Boris Eltsine a dénoué vendredi un premier suspense dans le drame qu'il a initié au début de la semaine avec le limogeage du cabinet de Victor Tchernomyrdine: il a fini par désigner Sergueï Kirienko comme son candidat au poste de premier ministre. Désormais, la balle est dans le camp du Parlement.

Quand Kirienko avait été désigné lundi dernier chef de gouvernement par intérim, on avait d'abord estimé que ce serait provisoire et que le président russe choisirait rapidement un poids lourd politique pour diriger le cabinet des ministres. Mais Sergueï Kirienko a commencé avec tant d'assurance ses consultations que tout le monde a rapidement compris qu'il pouvait devenir du provisoire qui dure. Le nouveau poulain a en effet tout pour plaire au vieux président. Dans son allocution radiodiffusée de vendredi, Eltsine l'a présenté comme «un technocrate, un homme qui n'est lié à aucun parti, ni mouvement».

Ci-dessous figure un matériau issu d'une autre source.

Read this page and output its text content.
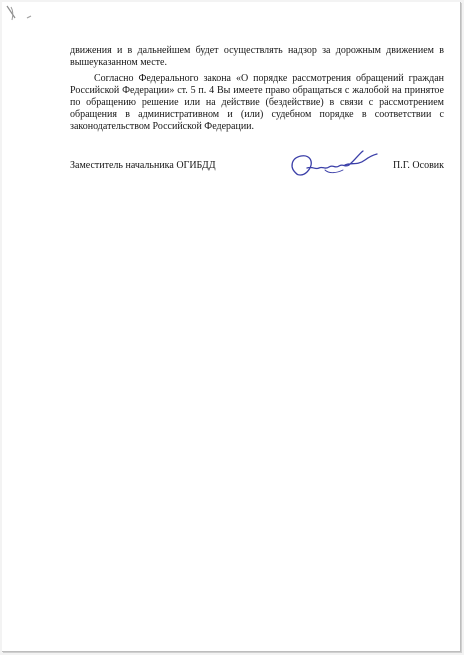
движения и в дальнейшем будет осуществлять надзор за дорожным движением в вышеуказанном месте.

Согласно Федерального закона «О порядке рассмотрения обращений граждан Российской Федерации» ст. 5 п. 4 Вы имеете право обращаться с жалобой на принятое по обращению решение или на действие (бездействие) в связи с рассмотрением обращения в административном и (или) судебном порядке в соответствии с законодательством Российской Федерации.

Заместитель начальника ОГИБДД	П.Г. Осовик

Le souci d'Eltsine est compréhensible. Une lutte féroce entre banquiers et chefs d'entreprise autour des derniers morceaux juteux de l'industrie russe qui restent à privatiser déchire la Russie depuis l'été dernier. Or, les liens entre l'équipe d'Anatoli Tchoubais et de la banque Onexim, de Victor Tchernomyrdine et du monopole gazier Gazprom, ou encore ceux de la fille et conseillère du président, Tatiana Diatchenko, et du vice-premier ministre Ivan Rybkine avec le richissime financier Boris Berezovsky, sont de notoriété publique. En éjectant Tchoubais et Tchernomyrdine et en choisissant Kirienko, Boris Eltsine tente de mettre le holà aux manœuvres de l'oligarchie.

Physique de premier

de classe

De ce point de vue, son choix est excellent. Rares sont les gens qui avaient réellement noté ce jeune homme au physique de premier de classe qui était arrivé de Nijni-Novgorod dans les bagages du tout nouveau premier vice-premier ministre Boris Nemstov au printemps dernier. Fort seulement de ses courtes expériences de directeur de la banque Garant et de la société pétrolière Norsil Oil, Kirienko est devenu le numéro deux au Ministère de l'énergie dirigé par son patron. A la suite d'un scandale qui éclabousse les jeunes réformateurs, Nemtsov cède en novembre dernier le ministère à son jeune protégé et se contente de son poste de premier vice-premier ministre. Le nouveau ministre Kirienko s'en tire avec une remarquable aisance et attire l'attention de Boris Eltsine. Sa jeunesse (35 ans) et sa carrière météorique font que Kirienko n'a tout simplement pas eu le temps de tomber sous la coupe d'une des factions de l'oligarchie.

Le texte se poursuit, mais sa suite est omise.